Valnai metro station is a station of Mumbai metro. The station is located in an elevated position on New Link Road in West Mumbai. It serves as a station on Mumbai metro line 2A. The station will be inaugurated on January 19, 2023.

The station is owned by the Mumbai Metropolitan Region Development Authority.

History 
Valnai metro station was announced to be built in the second package of line 2A. J. Kumar Infraprojects was awarded the construction work contract for both packages of line 2A in June 2016. The cost of package was estimated at ₹700 crore each. J. Kumar Infraprojects bid below the reserve price.
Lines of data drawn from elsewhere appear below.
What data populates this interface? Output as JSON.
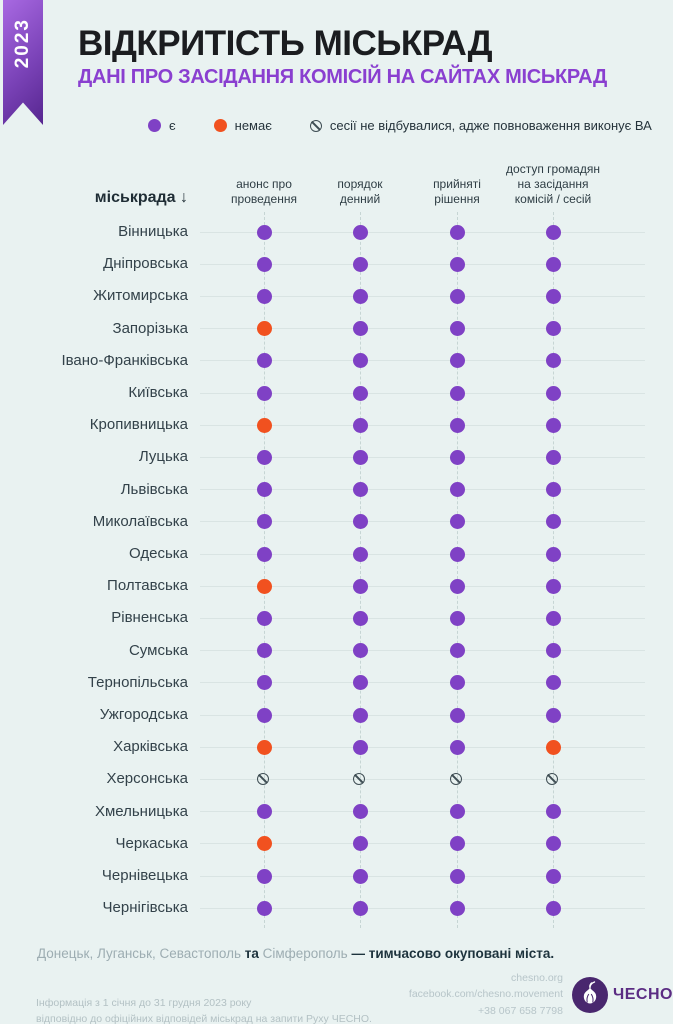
{
  "ribbon": {
    "year": "2023"
  },
  "header": {
    "title": "ВІДКРИТІСТЬ МІСЬКРАД",
    "subtitle": "ДАНІ ПРО ЗАСІДАННЯ КОМІСІЙ НА САЙТАХ МІСЬКРАД"
  },
  "legend": {
    "yes_label": "є",
    "no_label": "немає",
    "na_label": "сесії не відбувалися, адже повноваження виконує ВА"
  },
  "colors": {
    "yes_dot": "#7f41c5",
    "no_dot": "#f1511f",
    "na_stroke": "#3f4e54",
    "accent_purple": "#8a3fd0",
    "background": "#e9f2f1"
  },
  "table": {
    "row_header": "міськрада ↓",
    "columns_display": [
      "анонс про\nпроведення",
      "порядок\nденний",
      "прийняті\nрішення",
      "доступ громадян\nна засідання\nкомісій / сесій"
    ]
  },
  "chart_data": {
    "type": "table",
    "title": "ВІДКРИТІСТЬ МІСЬКРАД — ДАНІ ПРО ЗАСІДАННЯ КОМІСІЙ НА САЙТАХ МІСЬКРАД",
    "legend": {
      "yes": "є",
      "no": "немає",
      "na": "сесії не відбувалися, адже повноваження виконує ВА"
    },
    "columns": [
      "анонс про проведення",
      "порядок денний",
      "прийняті рішення",
      "доступ громадян на засідання комісій / сесій"
    ],
    "rows": [
      {
        "name": "Вінницька",
        "values": [
          "yes",
          "yes",
          "yes",
          "yes"
        ]
      },
      {
        "name": "Дніпровська",
        "values": [
          "yes",
          "yes",
          "yes",
          "yes"
        ]
      },
      {
        "name": "Житомирська",
        "values": [
          "yes",
          "yes",
          "yes",
          "yes"
        ]
      },
      {
        "name": "Запорізька",
        "values": [
          "no",
          "yes",
          "yes",
          "yes"
        ]
      },
      {
        "name": "Івано-Франківська",
        "values": [
          "yes",
          "yes",
          "yes",
          "yes"
        ]
      },
      {
        "name": "Київська",
        "values": [
          "yes",
          "yes",
          "yes",
          "yes"
        ]
      },
      {
        "name": "Кропивницька",
        "values": [
          "no",
          "yes",
          "yes",
          "yes"
        ]
      },
      {
        "name": "Луцька",
        "values": [
          "yes",
          "yes",
          "yes",
          "yes"
        ]
      },
      {
        "name": "Львівська",
        "values": [
          "yes",
          "yes",
          "yes",
          "yes"
        ]
      },
      {
        "name": "Миколаївська",
        "values": [
          "yes",
          "yes",
          "yes",
          "yes"
        ]
      },
      {
        "name": "Одеська",
        "values": [
          "yes",
          "yes",
          "yes",
          "yes"
        ]
      },
      {
        "name": "Полтавська",
        "values": [
          "no",
          "yes",
          "yes",
          "yes"
        ]
      },
      {
        "name": "Рівненська",
        "values": [
          "yes",
          "yes",
          "yes",
          "yes"
        ]
      },
      {
        "name": "Сумська",
        "values": [
          "yes",
          "yes",
          "yes",
          "yes"
        ]
      },
      {
        "name": "Тернопільська",
        "values": [
          "yes",
          "yes",
          "yes",
          "yes"
        ]
      },
      {
        "name": "Ужгородська",
        "values": [
          "yes",
          "yes",
          "yes",
          "yes"
        ]
      },
      {
        "name": "Харківська",
        "values": [
          "no",
          "yes",
          "yes",
          "no"
        ]
      },
      {
        "name": "Херсонська",
        "values": [
          "na",
          "na",
          "na",
          "na"
        ]
      },
      {
        "name": "Хмельницька",
        "values": [
          "yes",
          "yes",
          "yes",
          "yes"
        ]
      },
      {
        "name": "Черкаська",
        "values": [
          "no",
          "yes",
          "yes",
          "yes"
        ]
      },
      {
        "name": "Чернівецька",
        "values": [
          "yes",
          "yes",
          "yes",
          "yes"
        ]
      },
      {
        "name": "Чернігівська",
        "values": [
          "yes",
          "yes",
          "yes",
          "yes"
        ]
      }
    ]
  },
  "footnote": {
    "part1": "Донецьк, Луганськ, Севастополь ",
    "part2": "та ",
    "part3": "Сімферополь ",
    "part4": "— тимчасово окуповані міста."
  },
  "footer": {
    "info_line1": "Інформація з 1 січня до 31 грудня 2023 року",
    "info_line2": "відповідно до офіційних відповідей міськрад на запити Руху ЧЕСНО.",
    "website": "chesno.org",
    "facebook": "facebook.com/chesno.movement",
    "phone": "+38 067 658 7798",
    "logo_text": "ЧЕСНО"
  }
}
As per the agreement, the company started the construction of Valnai metro station along with the elevated viaducts and other stations of the second package.

Station

structure 
Valnai metro station is an elevated metro station on line 2A of the Mumbai metro. The station has total 3 levels. Station entrances and exits begin or end at the first level or ground level. The second level or mezzanine level houses the station's fare control center, station agents, metro card vending machines, crossovers etc. The third level or final level contains the platforms and rail tracks.

Platform 
Valnai metro station has 2 side platforms. The side platforms are connected to each other through the second level or mezzanine level of the stations.

Power and Signaling System 
Like all other stations and railways of Mumbai metro, Valnai station also uses 25,000 volt AC power system by overhead catenary to operate the trains.